5 tips for new co-parents during a pandemic

| Jun 22, 2020 | Co-parenting |

Let’s face it; this year has been stressful. Whether you are working from home, a front-line worker or have lost your job entirely, you are facing a new reality, and so are your kids. This time has been difficult for everyone.

If you and your spouse or partner are parting ways and trying to divvy up parenting roles between two households, we have a few tips to help you get through the current climate:

1. Communication is key

By now, people are used to changing their schedules and adjusting their routines due to the Coronavirus. You will both need to show flexibility and open communication to make this work. You have seen how quickly things can change, and you must be willing to change with them.

2. Agree on health and safety considerations

You will need to consider many factors in deciding how to handle co-parenting, and your children’s health, happiness and safety must be the most important factor. Agree on factors such as how you will report symptoms to each other from anyone in either house, when you will take the child’s temperature, and how to handle an illness.

3. Discuss where and when you will go out

Many places are relaxing restrictions on social isolation, but many states are also seeing a rise in cases. You and your ex should discuss what kind of outings you are comfortable with for yourself and your child. Just because your child’s sports team may start back up does not necessarily mean that it is the right choice for your family. On the other hand, you may feel like a trip to the park with plenty of hand-washing is okay.

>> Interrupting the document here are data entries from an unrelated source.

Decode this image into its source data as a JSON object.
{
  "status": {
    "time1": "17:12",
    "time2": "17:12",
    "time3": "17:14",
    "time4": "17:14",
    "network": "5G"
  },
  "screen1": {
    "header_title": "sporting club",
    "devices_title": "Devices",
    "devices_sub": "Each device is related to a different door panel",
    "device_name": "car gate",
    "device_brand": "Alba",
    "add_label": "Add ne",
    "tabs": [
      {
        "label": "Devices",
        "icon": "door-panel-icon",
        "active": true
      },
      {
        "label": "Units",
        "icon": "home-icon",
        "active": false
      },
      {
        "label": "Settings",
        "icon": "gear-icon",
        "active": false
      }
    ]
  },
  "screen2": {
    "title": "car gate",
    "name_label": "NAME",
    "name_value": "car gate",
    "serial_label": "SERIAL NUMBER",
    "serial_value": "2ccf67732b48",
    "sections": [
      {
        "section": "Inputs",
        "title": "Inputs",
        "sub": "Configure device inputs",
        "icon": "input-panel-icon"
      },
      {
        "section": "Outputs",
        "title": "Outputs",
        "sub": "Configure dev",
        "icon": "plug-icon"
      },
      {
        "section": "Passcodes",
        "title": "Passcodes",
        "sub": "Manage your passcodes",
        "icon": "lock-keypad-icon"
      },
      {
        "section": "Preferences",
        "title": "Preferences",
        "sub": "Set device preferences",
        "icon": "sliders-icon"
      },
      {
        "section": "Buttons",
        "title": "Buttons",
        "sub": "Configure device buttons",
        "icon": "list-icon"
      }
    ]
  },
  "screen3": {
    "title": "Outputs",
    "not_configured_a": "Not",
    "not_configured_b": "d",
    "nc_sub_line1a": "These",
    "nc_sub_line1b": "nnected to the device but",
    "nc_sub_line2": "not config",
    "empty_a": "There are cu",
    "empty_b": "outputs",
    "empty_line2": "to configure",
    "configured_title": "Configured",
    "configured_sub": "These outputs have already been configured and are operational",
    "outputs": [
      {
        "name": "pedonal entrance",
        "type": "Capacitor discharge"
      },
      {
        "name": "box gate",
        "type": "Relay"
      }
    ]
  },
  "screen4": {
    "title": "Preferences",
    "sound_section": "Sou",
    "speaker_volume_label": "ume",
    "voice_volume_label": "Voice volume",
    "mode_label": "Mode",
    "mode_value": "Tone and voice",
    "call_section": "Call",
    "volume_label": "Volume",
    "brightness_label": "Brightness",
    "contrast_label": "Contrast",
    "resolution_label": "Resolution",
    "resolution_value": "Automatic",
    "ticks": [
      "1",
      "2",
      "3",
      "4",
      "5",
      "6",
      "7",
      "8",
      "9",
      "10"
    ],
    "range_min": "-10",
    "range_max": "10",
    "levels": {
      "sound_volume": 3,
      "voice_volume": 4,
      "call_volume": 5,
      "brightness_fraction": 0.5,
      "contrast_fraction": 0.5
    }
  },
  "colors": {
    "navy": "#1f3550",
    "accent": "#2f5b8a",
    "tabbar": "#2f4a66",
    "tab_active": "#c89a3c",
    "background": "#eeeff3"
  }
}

4. Socially distant drop-offs

You might think maintaining six feet of distance during a drop-off or pick-up seems tricky or even impossible, but you can do it. Have your child say good-bye in the car while the other parent waits a few feet away. Meet outside, if possible. You might even agree that it makes more sense for only one parent to do all the transportation, depending on your circumstances. Stay positive during the exchange, especially toward your other co-parent.

5. Keep it balanced and allow for make-ups

So many things are outside of your control right now, and your agreed-upon schedule might not work out as planned. If one of you must miss a visit, allow for make-up visits. Even if you decide your child should only stay at one house for the remainder of the pandemic, agree to balance that time out at a later date. Your child’s relationship with both parents is still important.

Whether you recently split or are a veteran co-parent, the pandemic creates new parenting challenges for everyone. And just like everything else, the only way we will get through it is by working together. Stay flexible and find what works for you and your family.